New Study Investigates Pegasys(R) and Copegus(R) for the Treatment of Chronic Hepatitis C in African Americans
- Important news for African Americans - Historically one of the most difficult to treat hepatitis C patient populations -
BOSTON, Oct. 27 /PRNewswire/ -- New data on response to treatment in African Americans with chronic hepatitis C using the combination of Pegasys(R) (peginterferon alfa-2a) and Copegus(R) (ribavirin, USP) were reported on Sunday, October 26, at the American Association for the Study of Liver Diseases (AASLD) 54th annual meeting in Boston, MA. This is the largest prospective study reporting the efficacy, safety and tolerability of pegylated interferon and ribavirin combination therapy in non-Hispanic African Americans compared to Caucasians, all of whom had genotype 1 hepatitis C, the most difficult to treat.
In this study, the combination therapy of Pegasys and Copegus yielded a 26 percent sustained virological response (SVR) in African American patients. The sustained virological response rate for Caucasian patients in the study was 39 percent. Sustained virological response refers to a patient's continued undetectable serum hepatitis C RNA levels 24 weeks after finishing a course of treatment.
"These data are especially important because African Americans have historically been underrepresented in clinical trials for hepatitis C," said Juan Carlos Lopez-Talavera, MD, PhD, Medical Director, Roche Laboratories, Inc. "With these data, we can better understand how best to manage this large and difficult to treat patient population."
Pegasys, a pegylated alpha interferon, and Copegus, an oral antiviral, were approved by the FDA in December 2002 for use in combination for the treatment of adults with chronic hepatitis C who have compensated liver disease and have not previously been treated with interferon alpha. Patients in whom efficacy was demonstrated included patients with compensated liver disease and histological evidence of cirrhosis.

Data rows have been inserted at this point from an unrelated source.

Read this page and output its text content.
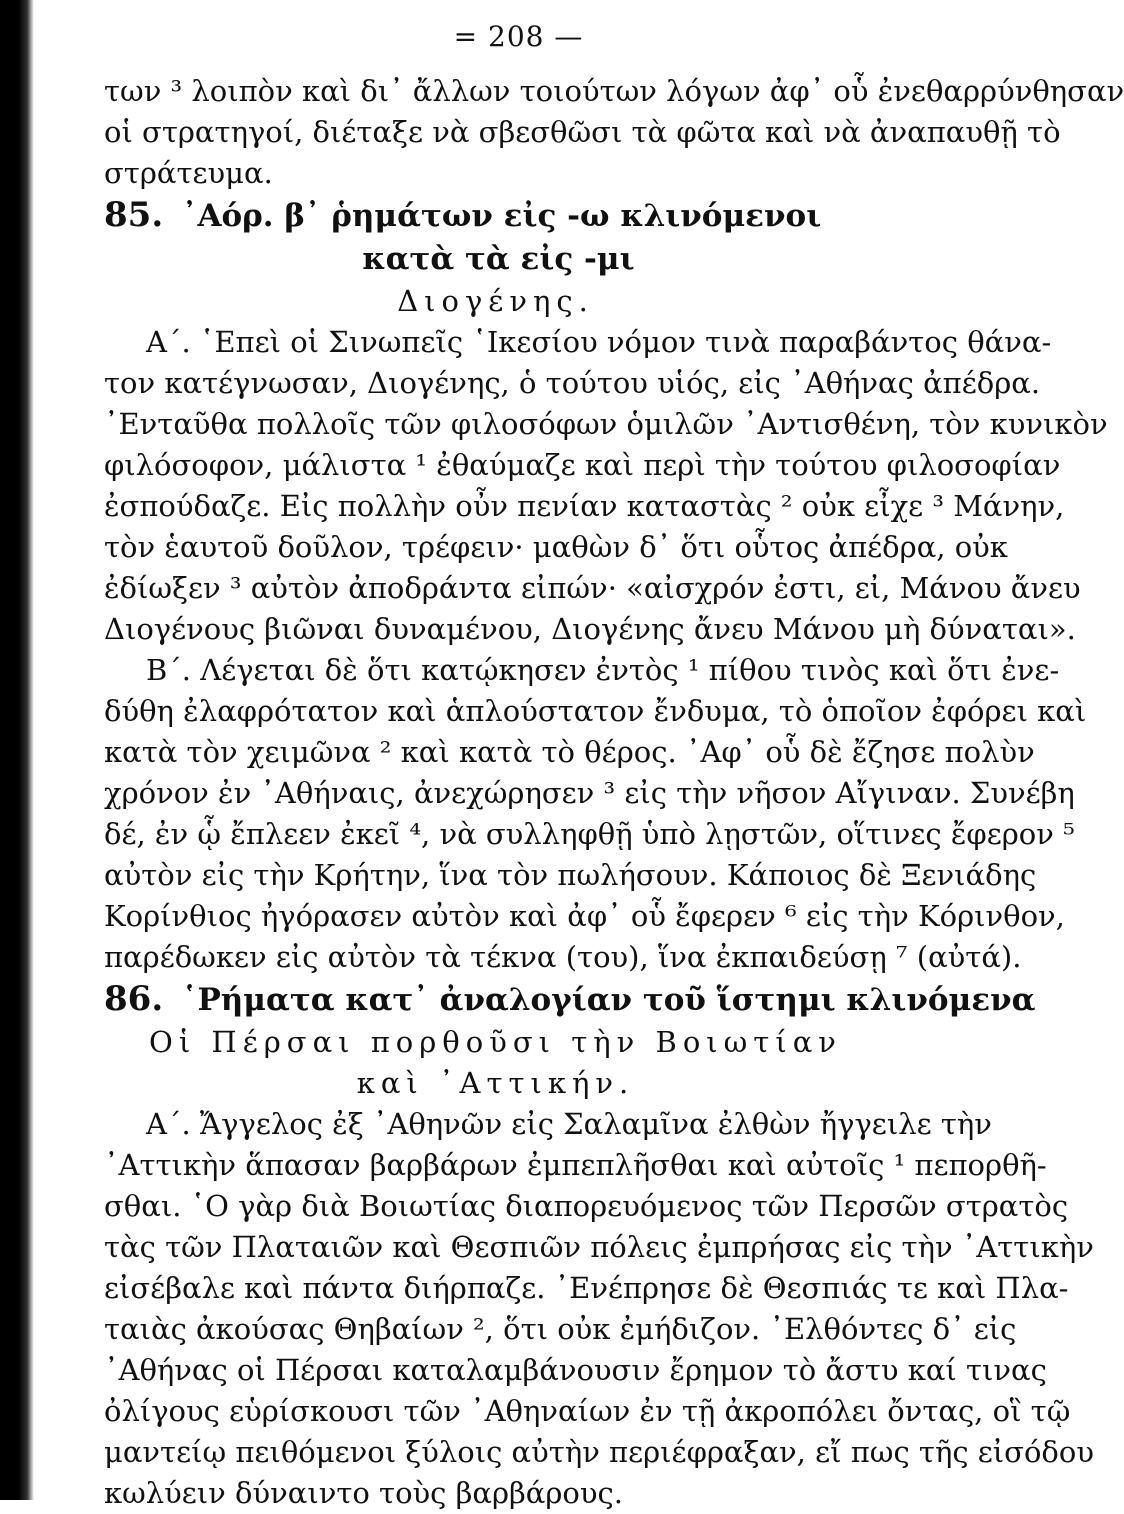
= 208 —
των ³ λοιπὸν καὶ δι᾿ ἄλλων τοιούτων λόγων ἀφ᾿ οὗ ἐνεθαρρύνθησαν
οἱ στρατηγοί, διέταξε νὰ σβεσθῶσι τὰ φῶτα καὶ νὰ ἀναπαυθῇ τὸ
στράτευμα.
85. ᾿Αόρ. β᾿ ῥημάτων εἰς -ω κλινόμενοι
κατὰ τὰ εἰς -μι
Διογένης.
Α΄. ῾Επεὶ οἱ Σινωπεῖς ῾Ικεσίου νόμον τινὰ παραβάντος θάνα-
τον κατέγνωσαν, Διογένης, ὁ τούτου υἱός, εἰς ᾿Αθήνας ἀπέδρα.
᾿Ενταῦθα πολλοῖς τῶν φιλοσόφων ὁμιλῶν ᾿Αντισθένη, τὸν κυνικὸν
φιλόσοφον, μάλιστα ¹ ἐθαύμαζε καὶ περὶ τὴν τούτου φιλοσοφίαν
ἐσπούδαζε. Εἰς πολλὴν οὖν πενίαν καταστὰς ² οὐκ εἶχε ³ Μάνην,
τὸν ἑαυτοῦ δοῦλον, τρέφειν· μαθὼν δ᾿ ὅτι οὗτος ἀπέδρα, οὐκ
ἐδίωξεν ³ αὐτὸν ἀποδράντα εἰπών· «αἰσχρόν ἐστι, εἰ, Μάνου ἄνευ
Διογένους βιῶναι δυναμένου, Διογένης ἄνευ Μάνου μὴ δύναται».
Β΄. Λέγεται δὲ ὅτι κατῴκησεν ἐντὸς ¹ πίθου τινὸς καὶ ὅτι ἐνε-
δύθη ἐλαφρότατον καὶ ἁπλούστατον ἔνδυμα, τὸ ὁποῖον ἐφόρει καὶ
κατὰ τὸν χειμῶνα ² καὶ κατὰ τὸ θέρος. ᾿Αφ᾿ οὗ δὲ ἔζησε πολὺν
χρόνον ἐν ᾿Αθήναις, ἀνεχώρησεν ³ εἰς τὴν νῆσον Αἴγιναν. Συνέβη
δέ, ἐν ᾧ ἔπλεεν ἐκεῖ ⁴, νὰ συλληφθῇ ὑπὸ λῃστῶν, οἵτινες ἔφερον ⁵
αὐτὸν εἰς τὴν Κρήτην, ἵνα τὸν πωλήσουν. Κάποιος δὲ Ξενιάδης
Κορίνθιος ἠγόρασεν αὐτὸν καὶ ἀφ᾿ οὗ ἔφερεν ⁶ εἰς τὴν Κόρινθον,
παρέδωκεν εἰς αὐτὸν τὰ τέκνα (του), ἵνα ἐκπαιδεύσῃ ⁷ (αὐτά).
86. ῾Ρήματα κατ᾿ ἀναλογίαν τοῦ ἵστημι κλινόμενα
Οἱ Πέρσαι πορθοῦσι τὴν Βοιωτίαν
καὶ ᾿Αττικήν.
Α΄. Ἄγγελος ἐξ ᾿Αθηνῶν εἰς Σαλαμῖνα ἐλθὼν ἤγγειλε τὴν
᾿Αττικὴν ἅπασαν βαρβάρων ἐμπεπλῆσθαι καὶ αὐτοῖς ¹ πεπορθῆ-
σθαι. ῾Ο γὰρ διὰ Βοιωτίας διαπορευόμενος τῶν Περσῶν στρατὸς
τὰς τῶν Πλαταιῶν καὶ Θεσπιῶν πόλεις ἐμπρήσας εἰς τὴν ᾿Αττικὴν
εἰσέβαλε καὶ πάντα διήρπαζε. ᾿Ενέπρησε δὲ Θεσπιάς τε καὶ Πλα-
ταιὰς ἀκούσας Θηβαίων ², ὅτι οὐκ ἐμήδιζον. ᾿Ελθόντες δ᾿ εἰς
᾿Αθήνας οἱ Πέρσαι καταλαμβάνουσιν ἔρημον τὸ ἄστυ καί τινας
ὀλίγους εὑρίσκουσι τῶν ᾿Αθηναίων ἐν τῇ ἀκροπόλει ὄντας, οἳ τῷ
μαντείῳ πειθόμενοι ξύλοις αὐτὴν περιέφραξαν, εἴ πως τῆς εἰσόδου
κωλύειν δύναιντο τοὺς βαρβάρους.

The study was conducted at eleven sites in the United States and included 78 African American patients and 28 Caucasian patients. All patients were interferon-naive with chronic hepatitis C genotype 1 and elevated ALT levels. Patients received 180 mcg subcutaneously of Pegasys, once weekly, along with either 1000 or 1200 mg/day of Copegus, depending on their weight, for 48 weeks, with 24 weeks of treatment-free follow-up. Early virological response (EVR) was assessed at 12 weeks of therapy and SVR at week 72.
This trial included a relatively small cohort of patients receiving treatment. Studies with larger patient populations are currently underway to confirm the findings from this study. Conclusions should not be drawn in non- African American populations because of the small numbers (n=28) of non- African Americans in the study.
Adverse events were similar to those seen in Pegasys and Copegus registration trials. Incidence rates for AEs among the Caucasian patient and African American patient groups included: fatigue (71 percent vs. 60 percent), headache (82 percent vs. 54 percent), insomnia (50 percent vs. 27 percent), and nausea (54 vs. 23 percent). Five percent of African American patients and fourteen percent of Caucasian patients withdrew prematurely due to adverse events or laboratory abnormalities. African Americans had lower baseline absolute neutrophil counts compared to Caucasian patients. Dose modifications of Pegasys (withheld or reduced) occurred among 46 percent of African Americans and 29 percent of Caucasians; the most common cause was neutropenia (37 percent among African Americans and 18 percent among Caucasians).
The Impact of Hepatitis C on African Americans
African Americans have the highest prevalence rates for hepatitis C among all racial and ethnic groups in the United States, but have historically been underrepresented in clinical trials examining the treatment of the disease. Almost all African Americans with hepatitis C are infected with genotype 1 (91 percent compared to 67 percent of Caucasians with hepatitis C). Hepatitis C is a blood-borne virus that chronically infects an estimated 2.7 million Americans. It can cause progressive liver injury and lead to fibrosis and eventually cirrhosis.